The Book Thief
Music and lyrics by Elyssa Samsel and Kate Anderson
Libretto by Jodi Picoult and Timothy Allen McDonald, from the book by Markus Zusak
Octagon Theatre, with Writers’ Cage and DEM Productions
Octagon Theatre, Bolton
September 17 - October 15, 2022; 2hr 25min
With every stage version of a well-loved text come questions. Does it matter if you have read the book? Should you compare and contrast? How much freedom should the librettist have to conjure something completely different? (Joseph and the Amazing Technicolor Dreamcoat and the Bible. Discuss.)
The Book Thief, rendered as a musical, tests on all these fronts.
Markus Zusak’s searing story of loss, heartbreak, deprivation, stoicism, endurance and survival paints pictures that scorch the backs of the eyes. Can a musical, usually the stuff of dreams not nightmares, lightness rather than grinding horror, convey such levels of suffering?
Death (Ryan O’Donnell, wearing a mac and sporting a wry swagger) narrates the life of Liesel who, in the midst of unbearable trauma, discovers the power of words. She holds her brother as he dies in the snow beside a railway track then, about to be orphaned as her communist mother, like her husband before her, is led away to a certain death, is left with foster parents in a small suburb of Munich.
Her talisman is a book, a manual of gravedigging, stolen at the burial of her brother. As she learns to read it with her new papa, Hans, the household takes in and hides another fleeing soul, the son of the Jewish fellow soldier who saved Hans’ life during World War I.
The idea to turn this hugely successful novel into a song and dance show came from a writing team led by award-winning, best-selling novelist Jodi Picoult. The team – which previously adapted one of her novels as a musical – all have serious pedigrees: Timothy Allen McDonald (musical adaptations including Willy Wonka and James and the Giant Peach and Kate Anderson and Elyssa Samsel have written for Disney.
And as a musical, it is a great success. Structurally the piece is well-balanced and skilfully crafted, with crisp and sensitive direction by Octagon artistic director, Lotte Wakeham. The music is powerful and packs an emotional punch. The set – in tones of grey, echoing Liesel’s discovery from her pilfered book that even this drab colour comes in many shades – is spare and utilitarian, like the lives we are watching.
The cast, individually and as an ensemble choreographed with both delicacy and passion by Tom Jackson Greaves, is superb.
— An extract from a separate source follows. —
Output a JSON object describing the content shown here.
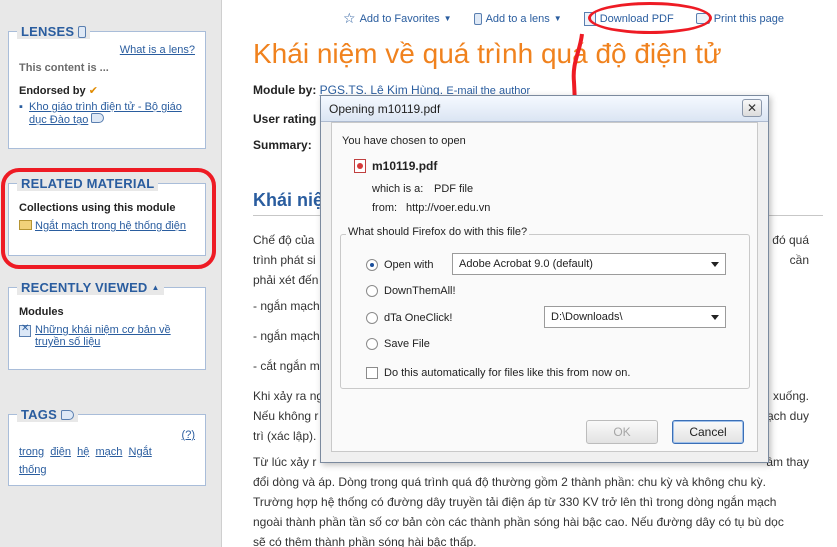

Liesel and her friend Rudy (on our night played by Bea Glancy and Alfie Corbett) were charming amidst the tragedy.
But here lies the problem. This is not a charming story. Of course nothing can be done to turn two healthy young actors into scrawny and starving street urchins, scrapping and stealing their way through the only life they have known. But the musical format changes the entire substance of the tale.
It feels somehow lightweight, low-cal and low fat. The elements are all there: the hidden Jew who doesn’t see daylight for two years then glimpses the stars, with devastating irony, during an air raid; the columns of Jews on their way to Dachau; the small boy, an archetypal Aryan who inconveniently idolises the black Olympic runner Jesse Owens; the complicit neighbours, welcoming Hans to the Party with a party.
But the format provides the audience with a layer of protection that is devastatingly absent from the book.
Kindness is the take-home from this interpretation. Tears seed kindness, as the words from the stolen books seed understanding and resistance, and ultimately prevail. Timeless themes, which resonate today. But the musical format softens the blows, turns the dignity of instinctive human survival into a pat happy ending. It leaves you with a tear in your eye but the book has you sobbing, as the subject should and must.